Methods: A 27-year-old male was admitted for worsening diarrhea after undergoing umbilical cord blood transplant for Blastic plasmacytoid dendritric cell neoplasm 5 months prior. His transplant course was complicated by several hospitalizations for GVHD of the gut. A colonoscopy 4 months earlier was endoscopically normal with biopsies consistent with GVHD (Figure 1). At this time, the patient presented with 10 days of non-bloody diarrhea in the setting of tapering prednisone dose, similar to prior flares of GVHD. He reported mild chronic abdominal pain but was otherwise asymptomatic. Flexible sigmoidoscopy showed deep linear ulcerations from the proximal rectum to the sigmoid colon with edema, friability, and loss of vascular pattern (Figure 2) which were biopsied. GI PCR returned positive for salmonella and C difficile. A few days later he developed massive hematochezia necessitating ICU level care and massive blood transfusion protocol. Repeat colonoscopy showed interval progression of ulcerations with diffuse bleeding. Biopsies from original flexible sigmoidoscopy showed CD20/EBV+ immunoblasts with intermixed CD3+ T cells and polytypic plasma cells (Figure 3) and serum EBV viral load was elevated confirming the diagnosis of PTLD. Patient was started on rituximab and achieved negative viremia after 8 weeks though his course was complicated by recurrent hematochezia. Discussion: The gastrointestinal tract is a common site for PTLD. As patients can present with nonspecific symptoms and confounding diagnoses, identification requires a high index of suspicion. Endoscopic diagnosis through biopsy is critical given the associated high mortality. The characteristic lesion of PTLD in the gastrointestinal tract has been described as a raised, rubbery and erythematous lesion with central ulceration. Although this patient did not have the classic endoscopic finding and had several competing GI diagnoses, he had several risk factors for developing PTLD and once diagnosed responded appropriately to therapy.

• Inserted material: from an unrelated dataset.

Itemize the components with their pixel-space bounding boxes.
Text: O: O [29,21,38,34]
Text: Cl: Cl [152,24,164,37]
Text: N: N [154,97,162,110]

First colonoscopy after umbilical cord transplant showed normal endoscopic appearance, random colonic biopsies were consistent with GVHD.
Subsequent flexible sigmoidoscopy showed deep linear ulcerations with edematous mucosa, friability, and loss of vascular pattern in the sigmoid colon just four months later.
H&E stain; 40x field: Atypical lymphoid proliferation as exhibited by numerous large, irregular immunoblasts with prominent nucleoli (examples: black arrows).
Disclosures: Janelle Gyorffy indicated no relevant financial relationships. Matthew Uy indicated no relevant financial relationships. Allen Holmes indicated no relevant financial relationships. Nicole Harrison indicated no relevant financial relationships.